Au XIVe et au XVe siècle, les ducs de Bretagne eurent donc des ressources de deux sortes :

  • celles que nous avons citées pour la première période et qui provenaient de leur domaine. On les appelait les « Recettes ordinaires » à cause de leur régularité et de leur fixité ;

  • les impositions publiques qui étaient appelées « Recettes extraordinaires », parce que, au moins au départ, elles n’étaient établies que pour répondre à des besoins passagers et sans périodicité précise.

Période post Union

Le traité d’Union, intervenu en 1532 et qui scellait le rattachement de la Bretagne à la France, avait prévu, entre autres dispositions, que les droits, libertés et privilèges du pays seraient gardés et maintenus et aussi qu’aucune somme de deniers ne pourrait être imposée aux Bretons si, préalablement, elle n’avait été demandée aux Etats de la province et acceptée par eux. Théoriquement donc, la fiscalité qui prévalait avant l’Union était conservée. Nous disons « théoriquement » car, en réalité, le pouvoir royal, toujours à court d’argent pour financer ses guerres et autres dépenses, n’eut de cesse de réclamer régulièrement de nouvelles taxes qui amenèrent pendant les trois siècles qui suivirent de fréquentes tensions entre lui et les États.

C’est ainsi que, contrainte et forcée, la Bretagne se vit souvent imposée de nouvelles ponctions qui s’ajoutèrent aux anciennes. Tantôt exceptionnelles, tantôt permanentes, elles créaient un mécontentement d’autant plus profond dans les populations que les exactions fréquentes des agents du fisc royal n’amélioraient pas la situation.

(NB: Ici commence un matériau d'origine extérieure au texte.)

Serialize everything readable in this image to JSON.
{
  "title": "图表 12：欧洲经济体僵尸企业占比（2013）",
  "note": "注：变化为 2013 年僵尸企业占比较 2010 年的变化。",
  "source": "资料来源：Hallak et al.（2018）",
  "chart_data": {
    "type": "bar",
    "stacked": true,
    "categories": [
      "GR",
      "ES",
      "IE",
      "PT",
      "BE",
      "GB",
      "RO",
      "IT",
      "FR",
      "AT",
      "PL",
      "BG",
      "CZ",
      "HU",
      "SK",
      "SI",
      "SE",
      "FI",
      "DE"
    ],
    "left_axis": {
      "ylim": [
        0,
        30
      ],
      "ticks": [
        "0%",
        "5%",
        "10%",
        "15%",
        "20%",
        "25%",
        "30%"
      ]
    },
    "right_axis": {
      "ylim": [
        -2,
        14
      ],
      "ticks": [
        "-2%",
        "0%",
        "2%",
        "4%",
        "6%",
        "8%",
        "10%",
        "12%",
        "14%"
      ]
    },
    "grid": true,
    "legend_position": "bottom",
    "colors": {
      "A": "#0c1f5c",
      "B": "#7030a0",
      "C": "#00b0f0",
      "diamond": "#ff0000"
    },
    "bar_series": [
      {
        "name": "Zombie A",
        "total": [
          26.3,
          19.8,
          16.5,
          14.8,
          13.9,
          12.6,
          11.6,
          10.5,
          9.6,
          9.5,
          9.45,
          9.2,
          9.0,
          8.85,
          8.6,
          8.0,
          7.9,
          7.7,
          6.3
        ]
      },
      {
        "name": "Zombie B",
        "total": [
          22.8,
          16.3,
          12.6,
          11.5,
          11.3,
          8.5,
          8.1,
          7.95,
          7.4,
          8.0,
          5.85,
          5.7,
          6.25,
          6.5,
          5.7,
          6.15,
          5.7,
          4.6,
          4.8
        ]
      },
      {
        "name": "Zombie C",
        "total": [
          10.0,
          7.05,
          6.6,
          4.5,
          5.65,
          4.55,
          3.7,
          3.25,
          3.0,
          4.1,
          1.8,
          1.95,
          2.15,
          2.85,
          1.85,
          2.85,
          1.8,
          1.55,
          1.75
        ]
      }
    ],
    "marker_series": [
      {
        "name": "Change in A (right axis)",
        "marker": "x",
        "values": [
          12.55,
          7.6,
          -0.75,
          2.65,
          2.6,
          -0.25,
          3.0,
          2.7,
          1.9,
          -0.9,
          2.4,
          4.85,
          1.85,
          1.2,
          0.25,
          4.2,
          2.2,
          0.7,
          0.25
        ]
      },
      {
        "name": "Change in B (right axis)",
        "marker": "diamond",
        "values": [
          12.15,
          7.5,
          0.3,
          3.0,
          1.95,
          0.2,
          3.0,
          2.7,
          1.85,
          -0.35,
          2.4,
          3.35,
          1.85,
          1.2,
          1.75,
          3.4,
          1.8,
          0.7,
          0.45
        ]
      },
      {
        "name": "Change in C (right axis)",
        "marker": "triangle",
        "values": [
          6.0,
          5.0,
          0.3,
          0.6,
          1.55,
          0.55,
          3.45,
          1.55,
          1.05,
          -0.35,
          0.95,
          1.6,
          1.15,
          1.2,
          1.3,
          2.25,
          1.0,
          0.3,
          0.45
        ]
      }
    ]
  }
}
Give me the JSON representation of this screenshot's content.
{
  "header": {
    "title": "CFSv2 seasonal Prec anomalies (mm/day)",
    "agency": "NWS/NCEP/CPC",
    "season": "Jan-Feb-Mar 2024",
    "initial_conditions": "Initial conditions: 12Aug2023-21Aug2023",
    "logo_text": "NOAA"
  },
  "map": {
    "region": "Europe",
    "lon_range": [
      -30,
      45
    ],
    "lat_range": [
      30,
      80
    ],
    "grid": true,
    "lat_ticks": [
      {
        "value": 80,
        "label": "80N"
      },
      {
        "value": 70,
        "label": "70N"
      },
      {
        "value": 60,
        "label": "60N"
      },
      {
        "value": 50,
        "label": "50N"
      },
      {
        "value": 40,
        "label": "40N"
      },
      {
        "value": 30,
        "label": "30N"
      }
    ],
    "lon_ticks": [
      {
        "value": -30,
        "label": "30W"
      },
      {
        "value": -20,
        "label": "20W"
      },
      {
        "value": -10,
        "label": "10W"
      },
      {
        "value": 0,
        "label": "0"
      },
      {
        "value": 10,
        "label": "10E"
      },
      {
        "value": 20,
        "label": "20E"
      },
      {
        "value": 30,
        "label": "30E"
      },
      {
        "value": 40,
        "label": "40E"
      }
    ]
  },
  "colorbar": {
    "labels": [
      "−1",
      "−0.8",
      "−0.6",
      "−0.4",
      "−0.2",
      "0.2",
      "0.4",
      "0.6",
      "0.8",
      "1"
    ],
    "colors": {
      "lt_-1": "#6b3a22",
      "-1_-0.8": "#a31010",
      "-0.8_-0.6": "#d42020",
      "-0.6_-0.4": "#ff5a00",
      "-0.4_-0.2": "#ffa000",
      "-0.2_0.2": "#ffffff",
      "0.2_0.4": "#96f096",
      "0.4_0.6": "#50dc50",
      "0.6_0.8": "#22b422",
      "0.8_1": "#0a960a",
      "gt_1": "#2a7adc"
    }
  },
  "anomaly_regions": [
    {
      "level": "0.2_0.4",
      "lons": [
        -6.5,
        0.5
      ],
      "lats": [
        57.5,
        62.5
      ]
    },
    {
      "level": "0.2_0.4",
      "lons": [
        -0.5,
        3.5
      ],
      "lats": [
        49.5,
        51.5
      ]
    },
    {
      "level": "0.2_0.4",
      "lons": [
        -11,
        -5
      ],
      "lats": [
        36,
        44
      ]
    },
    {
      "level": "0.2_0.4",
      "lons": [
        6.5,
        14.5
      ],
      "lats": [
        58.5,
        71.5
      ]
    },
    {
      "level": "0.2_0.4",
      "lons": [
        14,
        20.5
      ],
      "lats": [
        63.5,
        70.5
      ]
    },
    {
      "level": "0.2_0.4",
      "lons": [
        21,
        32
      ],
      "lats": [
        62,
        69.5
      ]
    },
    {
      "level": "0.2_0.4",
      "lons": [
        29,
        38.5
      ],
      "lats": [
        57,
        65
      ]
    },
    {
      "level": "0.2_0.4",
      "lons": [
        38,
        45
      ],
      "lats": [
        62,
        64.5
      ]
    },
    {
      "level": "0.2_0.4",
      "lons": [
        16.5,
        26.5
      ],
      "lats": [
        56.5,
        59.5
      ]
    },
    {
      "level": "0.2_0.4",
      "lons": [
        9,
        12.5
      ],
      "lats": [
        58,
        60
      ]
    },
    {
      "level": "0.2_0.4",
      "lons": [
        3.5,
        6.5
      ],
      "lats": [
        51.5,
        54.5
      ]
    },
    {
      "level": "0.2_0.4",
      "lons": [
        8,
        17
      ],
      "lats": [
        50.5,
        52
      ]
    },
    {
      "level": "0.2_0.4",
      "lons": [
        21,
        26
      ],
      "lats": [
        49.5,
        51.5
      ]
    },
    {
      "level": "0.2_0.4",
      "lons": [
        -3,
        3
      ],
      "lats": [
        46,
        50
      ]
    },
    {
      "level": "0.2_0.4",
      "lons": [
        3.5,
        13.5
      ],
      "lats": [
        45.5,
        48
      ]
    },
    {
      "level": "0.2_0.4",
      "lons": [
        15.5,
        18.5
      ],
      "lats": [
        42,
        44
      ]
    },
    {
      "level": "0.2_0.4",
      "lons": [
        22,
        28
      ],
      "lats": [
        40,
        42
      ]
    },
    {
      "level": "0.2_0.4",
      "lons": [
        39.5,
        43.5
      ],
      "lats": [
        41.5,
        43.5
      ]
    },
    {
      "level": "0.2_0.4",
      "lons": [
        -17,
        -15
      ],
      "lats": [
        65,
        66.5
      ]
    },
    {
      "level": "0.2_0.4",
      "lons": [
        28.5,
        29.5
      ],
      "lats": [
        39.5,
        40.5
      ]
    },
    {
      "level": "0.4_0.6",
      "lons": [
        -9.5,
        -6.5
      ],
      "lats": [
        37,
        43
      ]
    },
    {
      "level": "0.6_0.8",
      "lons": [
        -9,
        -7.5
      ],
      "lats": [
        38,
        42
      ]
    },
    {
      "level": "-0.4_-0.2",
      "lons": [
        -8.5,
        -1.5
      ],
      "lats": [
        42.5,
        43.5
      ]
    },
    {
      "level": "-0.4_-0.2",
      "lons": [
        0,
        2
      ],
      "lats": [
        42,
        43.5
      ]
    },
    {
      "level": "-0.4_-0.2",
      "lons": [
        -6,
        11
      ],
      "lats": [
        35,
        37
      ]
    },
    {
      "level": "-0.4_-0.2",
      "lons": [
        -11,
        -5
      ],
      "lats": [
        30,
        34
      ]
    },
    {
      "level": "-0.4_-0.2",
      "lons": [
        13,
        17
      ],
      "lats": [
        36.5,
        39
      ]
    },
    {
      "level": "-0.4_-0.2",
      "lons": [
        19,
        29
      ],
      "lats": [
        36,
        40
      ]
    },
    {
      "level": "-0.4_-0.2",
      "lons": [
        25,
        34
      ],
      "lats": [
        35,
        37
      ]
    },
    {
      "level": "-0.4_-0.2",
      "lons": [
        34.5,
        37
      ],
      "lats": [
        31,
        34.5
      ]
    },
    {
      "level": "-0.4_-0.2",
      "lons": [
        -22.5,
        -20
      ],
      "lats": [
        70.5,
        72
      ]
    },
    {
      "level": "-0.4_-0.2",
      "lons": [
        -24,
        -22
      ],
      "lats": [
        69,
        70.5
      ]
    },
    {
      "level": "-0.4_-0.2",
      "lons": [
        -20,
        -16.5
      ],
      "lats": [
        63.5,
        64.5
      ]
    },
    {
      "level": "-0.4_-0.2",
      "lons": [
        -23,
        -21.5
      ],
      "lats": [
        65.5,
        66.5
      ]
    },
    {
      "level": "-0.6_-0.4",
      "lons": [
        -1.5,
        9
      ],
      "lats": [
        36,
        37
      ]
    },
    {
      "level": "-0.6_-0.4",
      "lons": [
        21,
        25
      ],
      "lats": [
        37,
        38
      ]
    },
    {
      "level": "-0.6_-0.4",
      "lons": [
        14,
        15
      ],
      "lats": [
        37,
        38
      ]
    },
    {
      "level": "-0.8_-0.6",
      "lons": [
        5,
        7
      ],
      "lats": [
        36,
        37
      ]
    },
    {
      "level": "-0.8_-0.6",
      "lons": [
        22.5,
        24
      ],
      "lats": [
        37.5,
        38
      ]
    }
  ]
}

Il s’ensuivit, parfois, des mouvements de révolte dont celle, dite du « Papier timbré », est l’exemple le plus connu.

Parmi ces impôts nouveaux figure, entre autres, la capitation qui est certainement le plus important et qui sera étudié plus loin.

Parmi toutes les recettes évoquées pour chacune des différentes périodes ci-dessus, certaines méritent un développement plus particulier :

  • soit en raison de leur caractère spécifique,

  • soit parce qu’elles représentaient l’essentiel des ressources du pouvoir souverain.

Ce sont :

La Taille

Nous ne citons celle-ci que pour mémoire car la Bretagne n’étant pas ce qu’on appelait un « Pays de Taille » ; contrairement à la France, ce prélèvement n’intervenait que pour très peu dans les ressources publiques de notre province.

Elle faisait partie comme élément principal d’un groupe de taxes perçues par le prince et qui portaient le nom collectif de « droit du comte ». Héritée du Moyen-âge, elle se rencontra en Bretagne à toutes les époques et existait encore dans certains endroits au XVIIe siècle mais ne représentait plus, alors, qu’une source insignifiante de revenus, n’étant plus réduite depuis longtemps qu’à l’état de recette domaniale. Cela étant, à son origine, elle revêtait le caractère de l’impôt. C’était une contribution demandée aux habitants en vue des intérêts généraux et non pas une redevance de nature contractuelle promise par une personne à une autre à l’occasion d’une tenure.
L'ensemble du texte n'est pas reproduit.